瑶帝摇头:“一个泥塑贴金的东西能管什么用,拜他还不如拜自己来得实在。”
又走几步,马上到御花园。今天天气好,不少人都在花园里坐着。瑶帝不想见到那些烦人的莺莺燕燕,打算离开。这时,花园中响起歌声。
唱的就是那天夜晚里听到、并且入了梦境的歌。
他不觉往花园方向多走几步,站到边缘处欣赏。那歌声并不特别动听,只是调子押得很准,也很有节奏,弥补了音色不足的缺憾。

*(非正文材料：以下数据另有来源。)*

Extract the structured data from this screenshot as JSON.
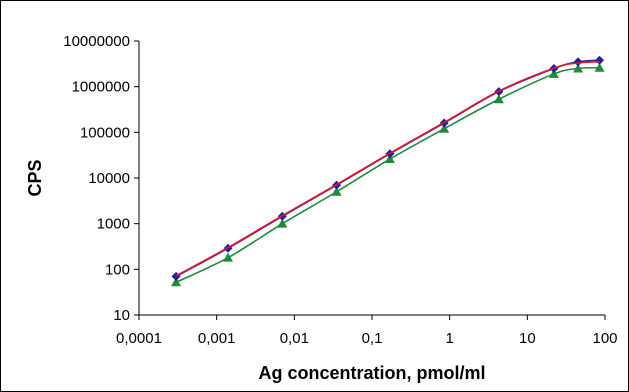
{
  "chart_data": {
    "type": "line",
    "title": "",
    "xlabel": "Ag concentration, pmol/ml",
    "ylabel": "CPS",
    "x_scale": "log",
    "y_scale": "log",
    "xlim": [
      0.0001,
      100
    ],
    "ylim": [
      10,
      10000000
    ],
    "x_tick_labels": [
      "0,0001",
      "0,001",
      "0,01",
      "0,1",
      "1",
      "10",
      "100"
    ],
    "y_tick_labels": [
      "10",
      "100",
      "1000",
      "10000",
      "100000",
      "1000000",
      "10000000"
    ],
    "grid": false,
    "legend": "none",
    "series": [
      {
        "color": "#1f1fa0",
        "marker": "diamond",
        "x": [
          0.0003,
          0.0014,
          0.007,
          0.035,
          0.17,
          0.85,
          4.3,
          22,
          45,
          85
        ],
        "y": [
          70,
          290,
          1450,
          7000,
          34000,
          160000,
          780000,
          2500000,
          3500000,
          3800000
        ]
      },
      {
        "color": "#e8172b",
        "marker": "none",
        "x": [
          0.0003,
          0.0014,
          0.007,
          0.035,
          0.17,
          0.85,
          4.3,
          22,
          45,
          85
        ],
        "y": [
          72,
          300,
          1500,
          7200,
          35000,
          165000,
          800000,
          2550000,
          3300000,
          3500000
        ]
      },
      {
        "color": "#1f8a3a",
        "marker": "triangle",
        "x": [
          0.0003,
          0.0014,
          0.007,
          0.035,
          0.17,
          0.85,
          4.3,
          22,
          45,
          85
        ],
        "y": [
          52,
          180,
          1000,
          5000,
          26000,
          120000,
          530000,
          1900000,
          2500000,
          2600000
        ]
      }
    ]
  }
}
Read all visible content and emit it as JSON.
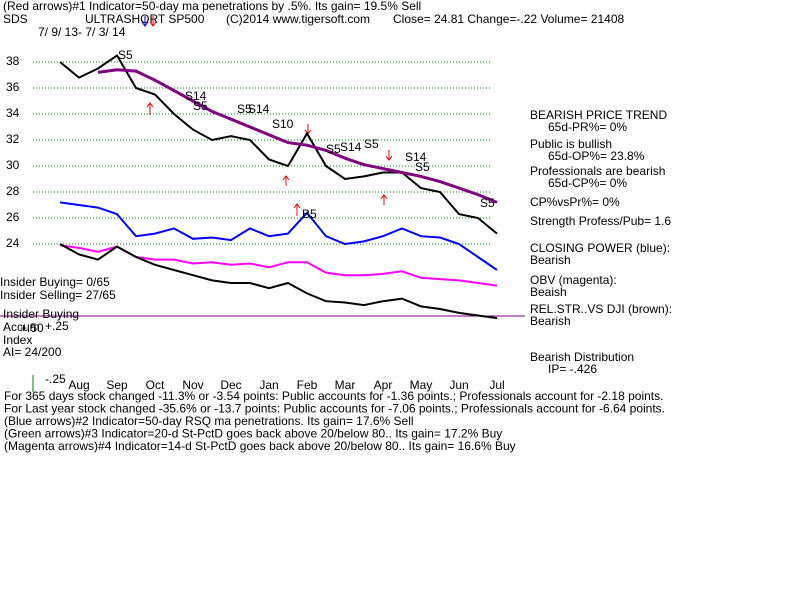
{
  "chart_data": {
    "type": "line",
    "title": "(Red arrows)#1 Indicator=50-day ma penetrations by .5%. Its gain= 19.5% Sell",
    "header": [
      "SDS",
      "ULTRASHORT SP500",
      "(C)2014 www.tigersoft.com",
      "Close=  24.81  Change=-.22 Volume= 21408"
    ],
    "date_range": "7/ 9/ 13- 7/ 3/ 14",
    "categories": [
      null,
      "Aug",
      null,
      "Sep",
      null,
      "Oct",
      null,
      "Nov",
      null,
      "Dec",
      null,
      "Jan",
      null,
      "Feb",
      null,
      "Mar",
      null,
      "Apr",
      null,
      "May",
      null,
      "Jun",
      null,
      "Jul"
    ],
    "series": [
      {
        "color": "#000000",
        "values": [
          38,
          36.8,
          37.5,
          38.5,
          36,
          35.5,
          34,
          32.8,
          32,
          32.3,
          32,
          30.5,
          30,
          32.5,
          30,
          29,
          29.2,
          29.5,
          29.5,
          28.3,
          28,
          26.3,
          26,
          24.8
        ]
      },
      {
        "color": "#800080",
        "values": [
          null,
          null,
          37.2,
          37.4,
          37.3,
          36.6,
          35.8,
          35,
          34.2,
          33.6,
          33,
          32.4,
          31.8,
          31.6,
          31.2,
          30.6,
          30.1,
          29.8,
          29.5,
          29.2,
          28.8,
          28.3,
          27.8,
          27.2
        ]
      },
      {
        "color": "#0000ff",
        "values": [
          27.2,
          27,
          26.8,
          26.3,
          24.6,
          24.8,
          25.2,
          24.4,
          24.5,
          24.3,
          25.2,
          24.6,
          24.8,
          26.4,
          24.6,
          24,
          24.2,
          24.6,
          25.2,
          24.6,
          24.5,
          24,
          23,
          22
        ]
      },
      {
        "color": "#ff00ff",
        "values": [
          23.9,
          23.7,
          23.4,
          23.8,
          23,
          22.8,
          22.8,
          22.5,
          22.6,
          22.4,
          22.5,
          22.2,
          22.6,
          22.6,
          21.8,
          21.6,
          21.6,
          21.7,
          21.9,
          21.4,
          21.3,
          21.2,
          21,
          20.8
        ]
      },
      {
        "color": "#000000",
        "values": [
          24,
          23.2,
          22.8,
          23.8,
          23,
          22.4,
          22,
          21.6,
          21.2,
          21,
          21,
          20.6,
          21,
          20.2,
          19.6,
          19.5,
          19.3,
          19.6,
          19.8,
          19.2,
          19,
          18.7,
          18.5,
          18.3
        ]
      }
    ],
    "ylim": [
      17.5,
      42
    ],
    "yticks": [
      24,
      26,
      28,
      30,
      32,
      34,
      36,
      38
    ],
    "grid": true,
    "signals": [
      "S5",
      "S14",
      "S5",
      "S5",
      "S14",
      "S10",
      "S5",
      "S14",
      "S5",
      "S14",
      "S5",
      "S5",
      "B5"
    ],
    "right_panel": [
      "BEARISH PRICE TREND",
      "65d-PR%= 0%",
      "Public is bullish",
      "65d-OP%= 23.8%",
      "Professionals are bearish",
      "65d-CP%= 0%",
      "CP%vsPr%=  0%",
      "Strength Profess/Pub= 1.6",
      "CLOSING POWER (blue):",
      "Bearish",
      "OBV (magenta):",
      "Beaish",
      "REL.STR..VS DJI (brown):",
      "Bearish",
      "Bearish Distribution",
      "IP= -.426"
    ],
    "insider": [
      "Insider Buying= 0/65",
      "Insider Selling= 27/65",
      "Insider Buying"
    ],
    "accum": [
      "Accum",
      "Index",
      "AI= 24/200"
    ],
    "accum_ticks": [
      "+.50",
      "+.25",
      "-.25"
    ],
    "footer": [
      "For 365 days stock changed -11.3% or -3.54 points:  Public accounts for -1.36 points.;  Professionals account for -2.18 points.",
      "For Last year stock changed -35.6% or -13.7 points:  Public accounts for -7.06 points.;  Professionals account for -6.64 points.",
      "(Blue arrows)#2 Indicator=50-day RSQ ma penetrations. Its gain= 17.6% Sell",
      "(Green arrows)#3 Indicator=20-d St-PctD goes back above 20/below 80.. Its gain= 17.2% Buy",
      "(Magenta arrows)#4 Indicator=14-d St-PctD goes back above 20/below 80.. Its gain= 16.6% Buy"
    ]
  }
}
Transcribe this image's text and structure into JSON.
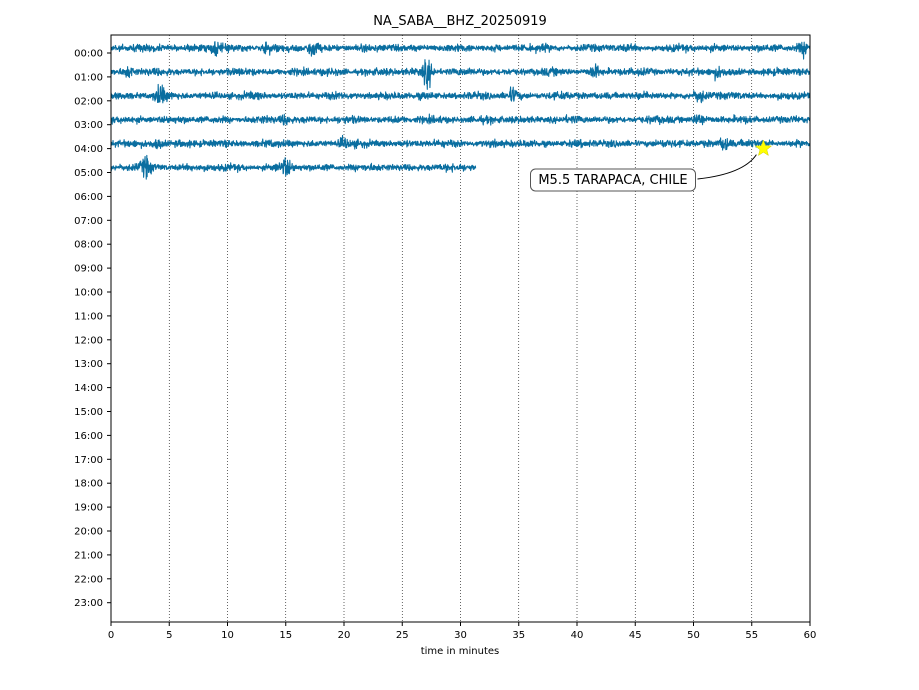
{
  "chart_data": {
    "type": "line",
    "title": "NA_SABA__BHZ_20250919",
    "xlabel": "time in minutes",
    "ylabel": "",
    "xlim": [
      0,
      60
    ],
    "x_ticks": [
      0,
      5,
      10,
      15,
      20,
      25,
      30,
      35,
      40,
      45,
      50,
      55,
      60
    ],
    "x_grid": "dotted vertical at every 5 minutes",
    "y_ticks": [
      "00:00",
      "01:00",
      "02:00",
      "03:00",
      "04:00",
      "05:00",
      "06:00",
      "07:00",
      "08:00",
      "09:00",
      "10:00",
      "11:00",
      "12:00",
      "13:00",
      "14:00",
      "15:00",
      "16:00",
      "17:00",
      "18:00",
      "19:00",
      "20:00",
      "21:00",
      "22:00",
      "23:00"
    ],
    "trace_color": "#0a6ea0",
    "series": [
      {
        "hour": "00:00",
        "start_min": 0,
        "end_min": 60,
        "events": [
          [
            9,
            1.4
          ],
          [
            17.3,
            1.8
          ],
          [
            13.5,
            1.2
          ],
          [
            59.5,
            1.5
          ]
        ]
      },
      {
        "hour": "01:00",
        "start_min": 0,
        "end_min": 60,
        "events": [
          [
            1.5,
            1.3
          ],
          [
            27.2,
            3.2
          ],
          [
            41.5,
            1.3
          ],
          [
            52,
            1.1
          ]
        ]
      },
      {
        "hour": "02:00",
        "start_min": 0,
        "end_min": 60,
        "events": [
          [
            4.2,
            2.2
          ],
          [
            34.5,
            1.4
          ],
          [
            50.5,
            1.3
          ]
        ]
      },
      {
        "hour": "03:00",
        "start_min": 0,
        "end_min": 60,
        "events": [
          [
            15,
            1.1
          ],
          [
            50.5,
            1.2
          ]
        ]
      },
      {
        "hour": "04:00",
        "start_min": 0,
        "end_min": 60,
        "events": [
          [
            52.7,
            1.6
          ],
          [
            20,
            1.0
          ],
          [
            4,
            1.0
          ]
        ]
      },
      {
        "hour": "05:00",
        "start_min": 0,
        "end_min": 31.3,
        "events": [
          [
            3,
            2.2
          ],
          [
            15,
            1.8
          ]
        ]
      }
    ],
    "annotation": {
      "text": "M5.5 TARAPACA, CHILE",
      "hour": "04:00",
      "minute": 56,
      "marker": "star",
      "marker_color": "#ffff00"
    }
  }
}
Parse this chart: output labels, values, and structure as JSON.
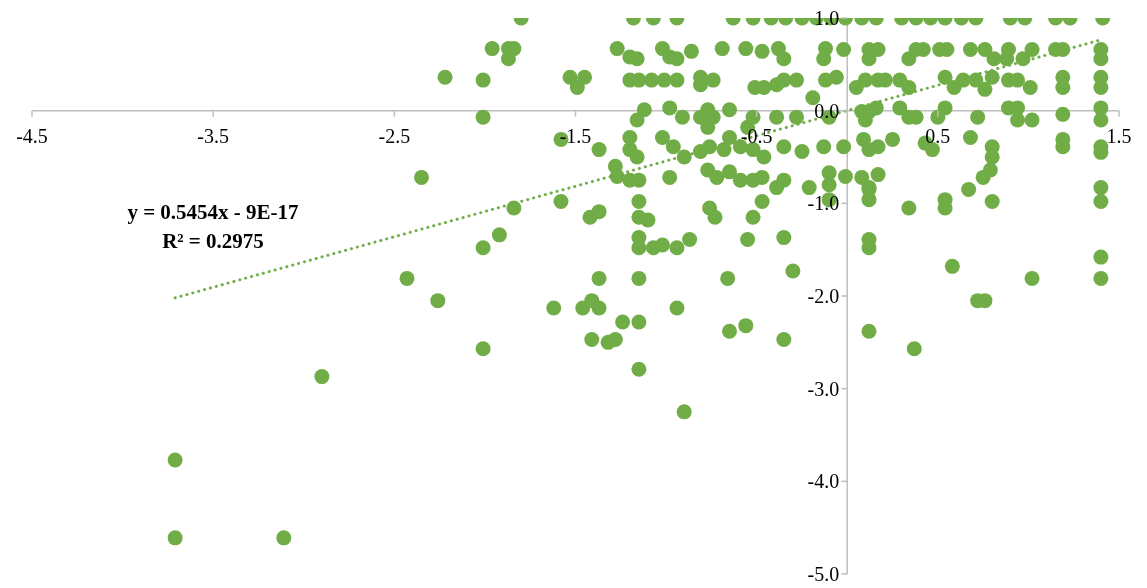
{
  "chart_data": {
    "type": "scatter",
    "xlim": [
      -4.5,
      1.5
    ],
    "xticks": [
      -4.5,
      -3.5,
      -2.5,
      -1.5,
      -0.5,
      0.5,
      1.5
    ],
    "ylim": [
      -5,
      1
    ],
    "yticks": [
      {
        "value": 1,
        "label": "1.0"
      },
      {
        "value": 0,
        "label": "0.0"
      },
      {
        "value": -1,
        "label": "-1.0"
      },
      {
        "value": -2,
        "label": "-2.0"
      },
      {
        "value": -3,
        "label": "-3.0"
      },
      {
        "value": -4,
        "label": "-4.0"
      },
      {
        "value": -5,
        "label": "-5.0"
      }
    ],
    "annotations": [
      "y = 0.5454x - 9E-17",
      "R² = 0.2975"
    ],
    "series": [
      {
        "marker": "circle",
        "color": "#70ad47",
        "x": [
          -1.8,
          -1.18,
          -1.07,
          -0.94,
          -0.63,
          -0.52,
          -0.42,
          -0.34,
          -0.25,
          -0.17,
          -0.09,
          -0.01,
          0.08,
          0.16,
          0.3,
          0.38,
          0.46,
          0.54,
          0.63,
          0.71,
          0.9,
          0.98,
          1.15,
          1.23,
          1.41,
          -1.96,
          -1.87,
          -1.84,
          -1.87,
          -1.27,
          -1.2,
          -1.16,
          -1.02,
          -0.98,
          -0.94,
          -0.86,
          -0.69,
          -0.56,
          -0.47,
          -0.38,
          -0.35,
          -0.12,
          -0.13,
          -0.02,
          0.12,
          0.17,
          0.12,
          0.34,
          0.38,
          0.42,
          0.51,
          0.55,
          0.68,
          0.76,
          0.81,
          0.89,
          0.88,
          0.97,
          1.02,
          1.15,
          1.19,
          1.4,
          1.4,
          -2.22,
          -2.01,
          -1.53,
          -1.45,
          -1.49,
          -1.2,
          -1.15,
          -1.08,
          -1.01,
          -0.94,
          -0.81,
          -0.81,
          -0.74,
          -0.51,
          -0.46,
          -0.39,
          -0.35,
          -0.28,
          -0.19,
          -0.12,
          -0.06,
          0.05,
          0.1,
          0.17,
          0.21,
          0.29,
          0.34,
          0.54,
          0.59,
          0.64,
          0.71,
          0.76,
          0.8,
          0.89,
          0.94,
          1.01,
          1.19,
          1.19,
          1.4,
          1.4,
          -2.01,
          -1.12,
          -1.16,
          -0.98,
          -0.91,
          -0.81,
          -0.77,
          -0.74,
          -0.77,
          -0.65,
          -0.55,
          -0.52,
          -0.39,
          -0.28,
          -0.1,
          0.08,
          0.12,
          0.16,
          0.1,
          0.29,
          0.34,
          0.38,
          0.5,
          0.54,
          0.72,
          0.89,
          0.94,
          0.94,
          1.02,
          1.19,
          1.4,
          1.4,
          -1.58,
          -1.37,
          -1.2,
          -1.2,
          -1.16,
          -1.02,
          -0.96,
          -0.9,
          -0.81,
          -0.76,
          -0.68,
          -0.65,
          -0.59,
          -0.52,
          -0.46,
          -0.35,
          -0.25,
          -0.13,
          -0.02,
          0.09,
          0.12,
          0.17,
          0.25,
          0.43,
          0.47,
          0.68,
          0.8,
          0.8,
          1.19,
          1.19,
          1.4,
          1.4,
          -2.35,
          -1.28,
          -1.27,
          -1.2,
          -1.15,
          -0.98,
          -0.77,
          -0.72,
          -0.65,
          -0.59,
          -0.52,
          -0.47,
          -0.39,
          -0.35,
          -0.21,
          -0.1,
          -0.1,
          -0.01,
          0.08,
          0.17,
          0.12,
          0.75,
          0.79,
          0.67,
          -1.84,
          -1.58,
          -1.42,
          -1.37,
          -1.15,
          -1.15,
          -1.1,
          -0.76,
          -0.73,
          -0.47,
          -0.52,
          -0.1,
          0.12,
          0.12,
          0.34,
          0.54,
          0.54,
          0.8,
          1.4,
          1.4,
          -1.92,
          -2.01,
          -1.15,
          -1.15,
          -1.07,
          -1.02,
          -0.94,
          -0.87,
          -0.55,
          -0.35,
          0.12,
          0.12,
          -2.43,
          -1.37,
          -1.15,
          -0.66,
          -0.3,
          0.58,
          1.02,
          1.4,
          1.4,
          -2.26,
          -2.01,
          -1.62,
          -1.46,
          -1.41,
          -1.37,
          -1.41,
          -1.32,
          -1.28,
          -1.24,
          -1.15,
          -1.15,
          -0.94,
          -0.9,
          -0.65,
          -0.56,
          -0.35,
          0.12,
          0.37,
          0.72,
          0.76,
          -2.9,
          -3.71,
          -3.71,
          -3.11
        ],
        "values": [
          1.0,
          1.0,
          1.0,
          1.0,
          1.0,
          1.0,
          1.0,
          1.0,
          1.0,
          1.0,
          1.0,
          1.0,
          1.0,
          1.0,
          1.0,
          1.0,
          1.0,
          1.0,
          1.0,
          1.0,
          1.0,
          1.0,
          1.0,
          1.0,
          1.0,
          0.67,
          0.67,
          0.67,
          0.56,
          0.67,
          0.58,
          0.56,
          0.67,
          0.58,
          0.56,
          0.64,
          0.67,
          0.67,
          0.64,
          0.67,
          0.56,
          0.67,
          0.56,
          0.66,
          0.66,
          0.66,
          0.56,
          0.56,
          0.66,
          0.66,
          0.66,
          0.66,
          0.66,
          0.66,
          0.56,
          0.66,
          0.56,
          0.56,
          0.66,
          0.66,
          0.66,
          0.66,
          0.56,
          0.36,
          0.33,
          0.36,
          0.36,
          0.25,
          0.33,
          0.33,
          0.33,
          0.33,
          0.33,
          0.36,
          0.28,
          0.33,
          0.25,
          0.25,
          0.28,
          0.33,
          0.33,
          0.14,
          0.33,
          0.36,
          0.25,
          0.33,
          0.33,
          0.33,
          0.33,
          0.25,
          0.36,
          0.25,
          0.33,
          0.33,
          0.23,
          0.36,
          0.33,
          0.33,
          0.25,
          0.36,
          0.25,
          0.36,
          0.25,
          -0.07,
          0.01,
          -0.1,
          0.03,
          -0.07,
          -0.07,
          0.01,
          -0.07,
          -0.18,
          0.01,
          -0.18,
          -0.07,
          -0.07,
          -0.07,
          -0.07,
          -0.01,
          -0.01,
          0.03,
          -0.1,
          0.03,
          -0.07,
          -0.07,
          -0.07,
          0.03,
          -0.07,
          0.03,
          0.03,
          -0.1,
          -0.1,
          -0.04,
          0.03,
          -0.1,
          -0.31,
          -0.42,
          -0.29,
          -0.42,
          -0.5,
          -0.29,
          -0.39,
          -0.5,
          -0.44,
          -0.39,
          -0.42,
          -0.29,
          -0.39,
          -0.42,
          -0.5,
          -0.39,
          -0.44,
          -0.39,
          -0.39,
          -0.31,
          -0.42,
          -0.39,
          -0.31,
          -0.35,
          -0.42,
          -0.29,
          -0.39,
          -0.5,
          -0.31,
          -0.39,
          -0.39,
          -0.45,
          -0.72,
          -0.6,
          -0.71,
          -0.75,
          -0.75,
          -0.72,
          -0.64,
          -0.72,
          -0.66,
          -0.75,
          -0.75,
          -0.72,
          -0.83,
          -0.75,
          -0.83,
          -0.67,
          -0.8,
          -0.71,
          -0.72,
          -0.69,
          -0.83,
          -0.72,
          -0.64,
          -0.85,
          -1.05,
          -0.98,
          -1.15,
          -1.09,
          -0.98,
          -1.15,
          -1.18,
          -1.05,
          -1.15,
          -0.98,
          -1.15,
          -0.96,
          -0.96,
          -0.85,
          -1.05,
          -0.96,
          -1.05,
          -0.98,
          -0.83,
          -0.98,
          -1.34,
          -1.48,
          -1.37,
          -1.48,
          -1.48,
          -1.45,
          -1.48,
          -1.39,
          -1.39,
          -1.37,
          -1.39,
          -1.48,
          -1.81,
          -1.81,
          -1.81,
          -1.81,
          -1.73,
          -1.68,
          -1.81,
          -1.58,
          -1.81,
          -2.05,
          -2.57,
          -2.13,
          -2.13,
          -2.05,
          -2.13,
          -2.47,
          -2.5,
          -2.47,
          -2.28,
          -2.28,
          -2.79,
          -2.13,
          -3.25,
          -2.38,
          -2.32,
          -2.47,
          -2.38,
          -2.57,
          -2.05,
          -2.05,
          -2.87,
          -3.77,
          -4.61,
          -4.61
        ]
      },
      {
        "type": "line",
        "marker": "none",
        "color": "#70ad47",
        "line_style": "dotted",
        "x": [
          -3.71,
          1.41
        ],
        "values": [
          -2.02,
          0.77
        ]
      }
    ]
  }
}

一曲唱罢,更多的人过来朝他行礼。这些人中,一位打扮艳丽的人落下盈盈一拜,说道:“陛下,我唱的好听吗?”
瑶帝点头:“好听。”说完,转身就走。
那丽人连忙追上去,娇声道:“陛下都不问问我是谁吗?”
瑶帝回眸,耐着性子上下打量,细眉凤眼,身段婀娜,湖色衫子月白丝履,端的是一枚玉人。他想了想,说道:“朕好像有点印象,你是尚宫局的……陈什么来的。”
“陈灵,现在是采人。”那人羞答答一笑,宛若月中仙子,说道,“陛下记性真好,还能记得我姓什么。”说着,向其他人射出骄傲的视线。
“哦。”瑶帝还是没兴趣,对身侧的昀皇贵妃道,“天气好,你赏花吧,朕先回了。”转过身走了几步,就觉有人扯袖子。定睛一瞧,原来是刚才的陈采人。“怎么,还有事?”他问。
陈采人低眉含笑:“我还会很多首歌,不如陛下去我那里听。”
瑶帝抽出袖子,平静道:“改日吧,朕今天有点累。”
陈采人笑意更浓,柔软的腰肢晃了晃:“您若累了,正好去我那歇息,我给您唱催眠曲。”
此话一出,周围各位嫔妃的脸色都很不好看,李嫔就站在陈采人边上,察觉到瑶帝的隐怒,悄悄和他拉开点距离,免得待会儿被帝王的怒气误伤。
瑶帝冷冷看着陈采人:“你很喜欢唱歌吗?”
陈采人像是没看到那阴郁的脸色,红唇微启:“是啊,我练了好久呢,只为给陛下献上最完美的曲子。”
瑶帝在他脸庞摸了一把,说道:“如此,朕还要感谢你了。”不等对方开口,又一甩手,像是甩掉手上污垢似的,冷冰冰道,“既然那么喜欢,就到无常宫心无旁骛地唱去吧。”
陈采人当场石化,从嗓子眼爆发一声难听的叫喊,扑通跪下磕头求饶,可瑶帝根本不看他,只盯着一株高大的柳树发呆。
陈采人哭着向身边每一个人求救,可周围的人要么冷漠地旁观,要么撇过头去,装作不认识他的样子。“陛下,我错了,我再也不敢唱歌了,您饶了我吧。”他揪住瑶帝袍子,不住地拉扯,样子十分凄惨。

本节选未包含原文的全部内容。